Breaking quarantine is negligence. Why are democracies acting like we can only ask nicely?

One of the earliest angles on the coronavirus pandemic was that this was a story of the draconian extremes that an authoritarian government can impose on its people. This angle on the events in Wuhan flourished especially while the media and most governments were not taking the pandemic seriously. So we’ve had a lot of hand-wringing: what can western governments do about this, because obviously we can’t do that?

At the worst extremes we have people throwing up their hands and saying, “well we’re screwed, white people will never do what they’re told, unlike those obedient Asians — and it’s not like we can make them, right?”. That attitude is completely crazy. It’s not true, and it’s part of the general atmosphere of extremely mixed messages that have made the crisis so bad.

For instance, consider the Imperial College report to the British government,
which modelled out the likely effects of different policies. Their model assumes that only 70% of people instructed to self-isolate after a coronavirus diagnosis will comply, for a total reduction in contacts of 75%. For stricter measures that quarantine entire households on one positive diagnosis, they assume a compliance rate of only 50%. We’re shutting down entire economies, and yet we view ourselves as helpless to enforce quarantine on confirmed or presumed positive cases?

People who are tested or presumed positive will obey quarantine if they understand that they might go to prison if they don’t. This is in no way an extreme or authoritarian response. It’s completely consistent with civil liberties. Any individual freedom is always constrained by reasonable expectations of harm. None of us have a general-purpose freedom to act however we want regardless of the risks to other people. The specifics of the coronavirus pandemic are unusual, but the general principle isn’t.

Take the most extreme case: someone has tested positive and been instructed to self-isolate, but the person ignores the instruction and infects someone else, who later dies of the infection. This is an act of extreme and callous negligence. The person who left quarantine was informed of a specific risk, they ignored that information, and they have caused someone else’s death for a frivolous purpose. It is not unreasonable to imprison that person for many years in order to deter that sort of negligence.

That’s the general standard we have in our societies for actions that are actually negligent, that really could cause foreseeable harms and risks of death. So what message does it send to someone if they test positive for coronavirus, and the state merely asks them nicely to comply with quarantine procedures? What reasonable inferences does that invite?

People aren’t taking self-isolation and quarantine procedures seriously because our governments aren’t actually acting like they’re serious. We’re all constantly presented with arguments that aim to persuade us to change our behaviour to reduce some remote risks, or achieve some remote benefit. We’ve all learned to pick over these arguments and weigh them against our own considerations. This also leads to a bit of an arms race: arguments convincing us to recycle, practice safe sex, use less water, buy local, or whatever else are all competing, so we expect their claims to be at least a little overstated.

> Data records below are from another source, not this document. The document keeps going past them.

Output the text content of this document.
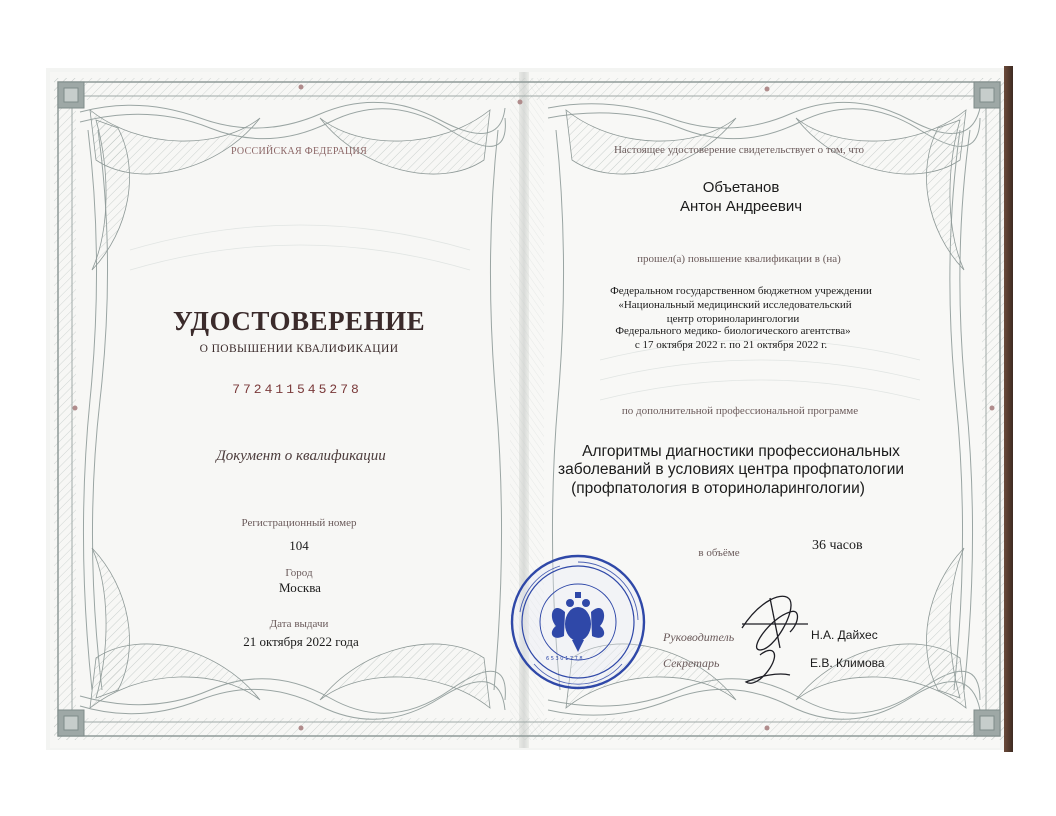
6 5 3 0 1 7 7 8
РОССИЙСКАЯ ФЕДЕРАЦИЯ
УДОСТОВЕРЕНИЕ
О ПОВЫШЕНИИ КВАЛИФИКАЦИИ
772411545278
Документ о квалификации
Регистрационный номер
104
Город
Москва
Дата выдачи
21 октября 2022 года
Настоящее удостоверение свидетельствует о том, что
Объетанов
Антон Андреевич
прошел(а) повышение квалификации в (на)
Федеральном государственном бюджетном учреждении
«Национальный медицинский исследовательский
центр оториноларингологии
Федерального медико- биологического агентства»
с 17 октября 2022 г. по 21 октября 2022 г.
по дополнительной профессиональной программе
Алгоритмы диагностики профессиональных
заболеваний в условиях центра профпатологии
(профпатология в оториноларингологии)
в объёме	36 часов
Руководитель
Секретарь
Н.А. Дайхес
Е.В. Климова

We’re saying that obeying quarantine orders is an urgent matter of life-and-death but we’re not acting accordingly. Naturally, people notice the subtext. They don’t bother to argue. They’ve played this game before. They’re happy to agree that, sure that’s a thing I should do…There are lots of things I should. If we act like obeying quarantine is just another optional supererogatory thing, it’s no surprise that people weigh it up, and take it or leave it.

Our society is built on both individual freedom and individual responsibility. If you fail to take due caution in your actions, and you cause easily foreseeable harm, your actions may result in criminal penalties. The simple problem is that we’re not framing it this way, and that’s hopelessly confusing. We’re in the rare situation where it would actually help to have some zero-tolerance rhetoric from governments and prosecutors. We desperately need guidance from governments that the situation is grave, the risks are real, and if you are not careful you could find yourself in prison for the rest of your life, precisely because other people may well be found dead.

Think of it this way. If you get in your car and drive around drunk, the maximum number of families you might kill is one. If you’re confirmed or even presumed positive for coronavirus and you just go about your day, there’s no real limit to how many additional deaths your actions could eventually cause. Why should anyone have any sympathy if you’re punished for such extreme negligence? You weren’t even drunk when you did it.